À cet instant, plus rien ne peut sortir de ta bouche. Tu restes résolument muet. Comme tétanisé par l’absurdité ou l’injustice. Et si l’injustice est citée, c’est parce que tu trouves véritablement injuste que l’on te prenne pour un imbécile à ce point. Tu veux bien passer pour un imbécile, pas de problème pour ça. Mais en être un véritablement, non. Ça, c’est injuste.

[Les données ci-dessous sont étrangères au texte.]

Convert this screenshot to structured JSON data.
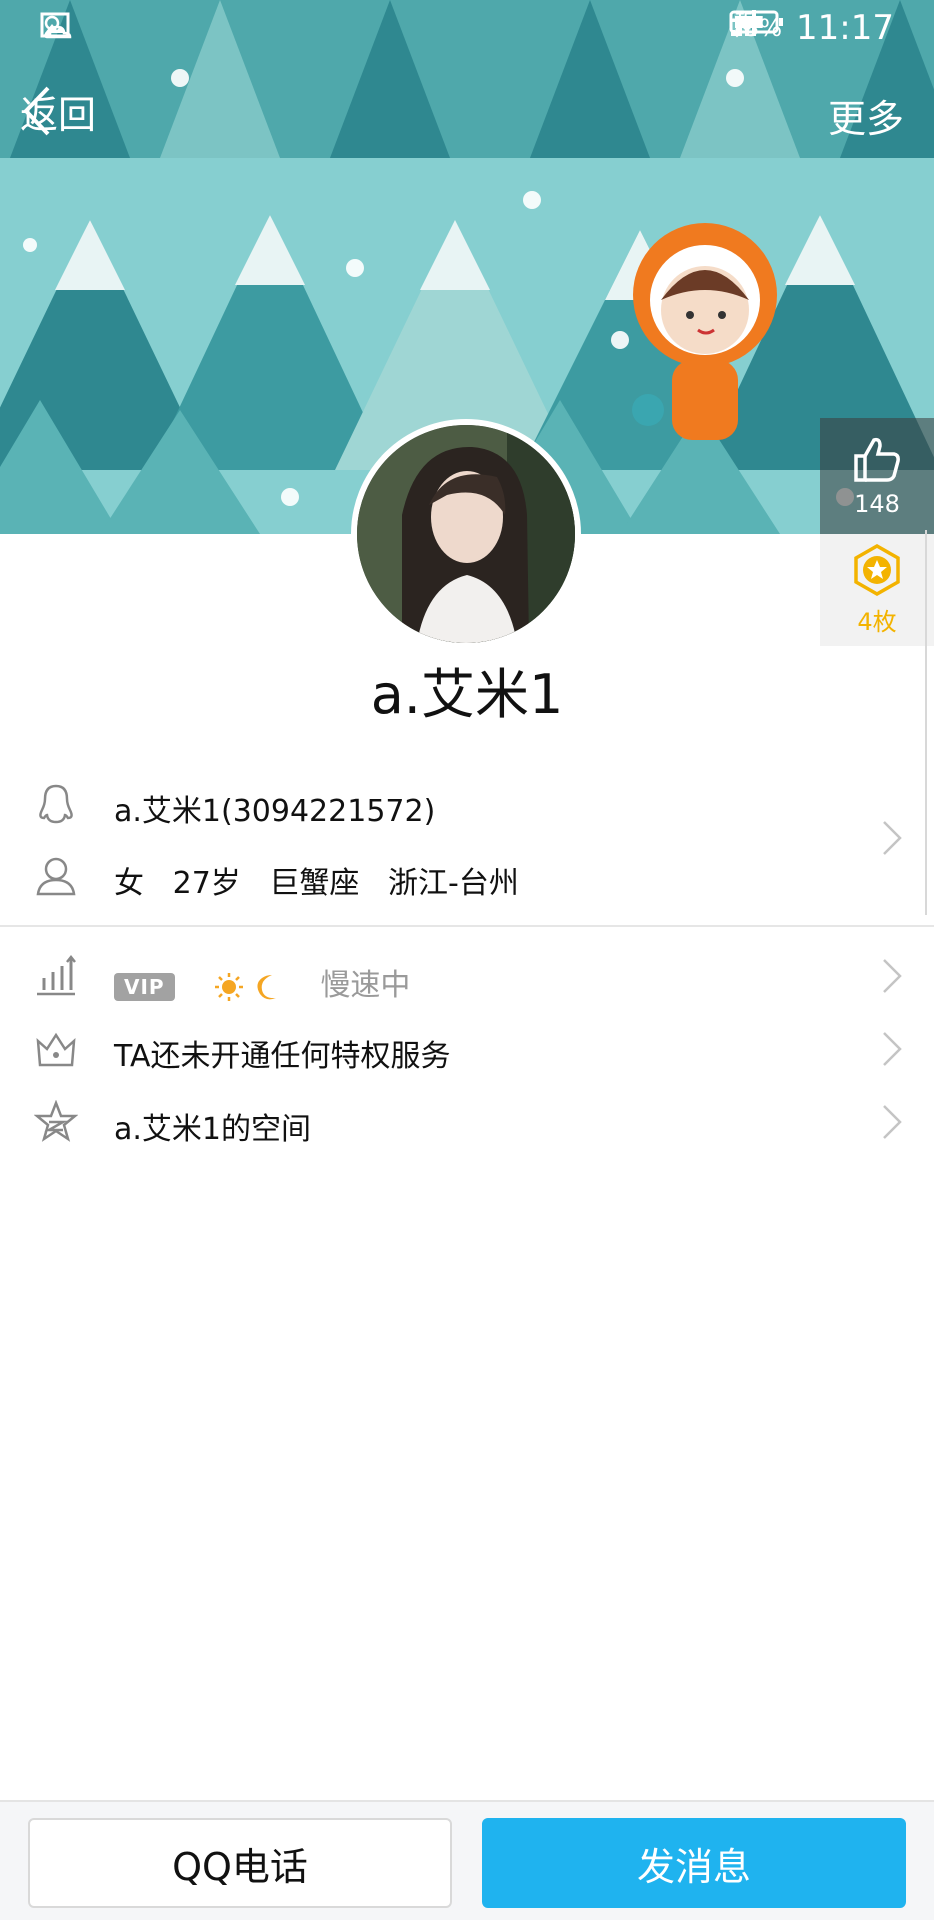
{
  "status_bar": {
    "network": "LTE",
    "battery_percent": "73%",
    "battery_level": 0.73,
    "time": "11:17",
    "icons": [
      "image-icon",
      "weather-icon",
      "lte-icon",
      "signal-icon",
      "battery-icon"
    ]
  },
  "nav": {
    "back_label": "返回",
    "more_label": "更多"
  },
  "side": {
    "likes": "148",
    "medals": "4枚"
  },
  "profile": {
    "name": "a.艾米1"
  },
  "info": {
    "qq_line": "a.艾米1(3094221572)",
    "gender": "女",
    "age": "27岁",
    "zodiac": "巨蟹座",
    "location": "浙江-台州"
  },
  "level": {
    "vip_label": "VIP",
    "speed_status": "慢速中"
  },
  "privilege": {
    "text": "TA还未开通任何特权服务"
  },
  "space": {
    "text": "a.艾米1的空间"
  },
  "bottom": {
    "call_label": "QQ电话",
    "message_label": "发消息"
  },
  "colors": {
    "banner_bg": "#86cfd0",
    "tree_dark": "#2f8890",
    "tree_mid": "#3d9ba1",
    "primary_button": "#1fb3ef",
    "medal_gold": "#f3b300"
  }
}
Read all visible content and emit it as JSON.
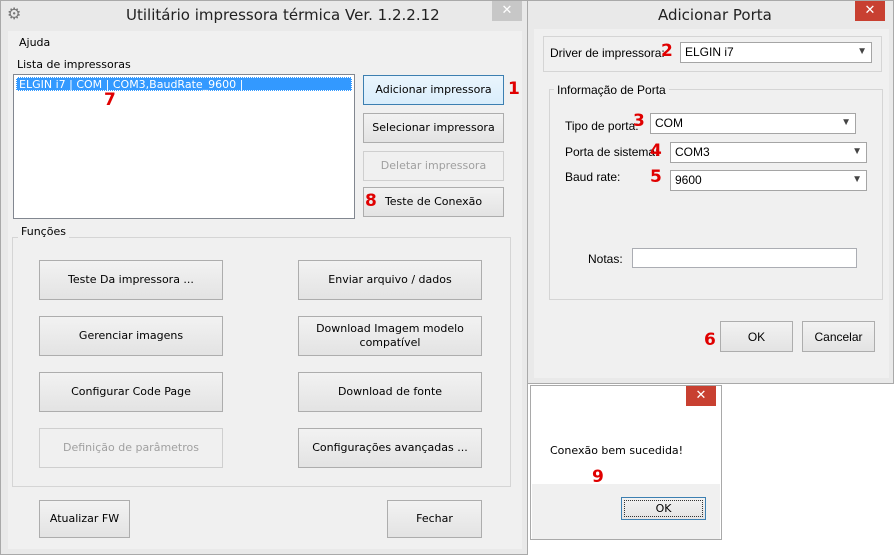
{
  "main_window": {
    "title": "Utilitário impressora térmica Ver. 1.2.2.12",
    "close_symbol": "✕",
    "menu": {
      "help": "Ajuda"
    },
    "printer_list": {
      "label": "Lista de impressoras",
      "items": [
        "ELGIN i7 | COM | COM3,BaudRate_9600 |"
      ]
    },
    "buttons": {
      "add_printer": "Adicionar impressora",
      "select_printer": "Selecionar impressora",
      "delete_printer": "Deletar impressora",
      "connection_test": "Teste de Conexão",
      "update_fw": "Atualizar FW",
      "close": "Fechar"
    },
    "functions": {
      "label": "Funções",
      "printer_test": "Teste Da impressora ...",
      "send_file": "Enviar arquivo / dados",
      "manage_images": "Gerenciar imagens",
      "download_image_line1": "Download Imagem modelo",
      "download_image_line2": "compatível",
      "config_code_page": "Configurar Code Page",
      "download_font": "Download de fonte",
      "param_definition": "Definição de parâmetros",
      "advanced_settings": "Configurações avançadas ..."
    }
  },
  "add_port_dialog": {
    "title": "Adicionar Porta",
    "close_symbol": "✕",
    "driver_label": "Driver de impressora:",
    "driver_value": "ELGIN i7",
    "port_info_label": "Informação de Porta",
    "port_type_label": "Tipo de porta:",
    "port_type_value": "COM",
    "system_port_label": "Porta de sistema:",
    "system_port_value": "COM3",
    "baud_rate_label": "Baud rate:",
    "baud_rate_value": "9600",
    "notes_label": "Notas:",
    "notes_value": "",
    "ok": "OK",
    "cancel": "Cancelar"
  },
  "message_box": {
    "close_symbol": "✕",
    "message": "Conexão bem sucedida!",
    "ok": "OK"
  },
  "step_markers": {
    "m1": "1",
    "m2": "2",
    "m3": "3",
    "m4": "4",
    "m5": "5",
    "m6": "6",
    "m7": "7",
    "m8": "8",
    "m9": "9"
  },
  "colors": {
    "close_button": "#c84031",
    "selection": "#3399ff",
    "marker": "#e00000",
    "window_frame": "#e9e9e9"
  },
  "icons": {
    "app_icon": "gear-icon",
    "dropdown": "chevron-down-icon",
    "close": "close-icon"
  }
}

Observation en passant. J’ai reçu environ une douzaine de commentaires pour l’atelier Rectoverso. Auxquels j’ai répondu par mail, en m’appliquant à lire les textes de chacun et même en y faisant référence. Une seule personne m’a répondu par mail en retour. Ce qui conforte mon intuition première : que ces commentaires qui s’échangent ne sont que de l’esbroufe, du paraître, et pas grand-chose d’autre. Je prends un malin plaisir à régresser ainsi, parfois. J’observe que le commentaire est un bon déclencheur pour régresser rapidement. Ensuite, est-ce que je m’intéresse à la façon dont je suis perçu par ce collectif ? Non, je m’en fiche. Évidemment que je m’en fiche. Le décalage est tellement énorme entre ces textes qu’on se partage et ces commentaires, souvent ridicules, que je m’étonne que nul n’en parle jamais.
Cela me rappelle mon père. Tiens. Des trempes magistrales, puis quelques minutes plus tard le fameux "c’était pour rire", "viens me faire un câlin"… Ce modèle de double bind appliqué aux ateliers d’écriture. Mais je suis peut-être véritablement cinglé. La plupart des gens sont à des années-lumière de mes raisonnements. Il ne faut pas oublier ça aussi. Mais quand même, si on écrit et qu’on ignore ça… merde.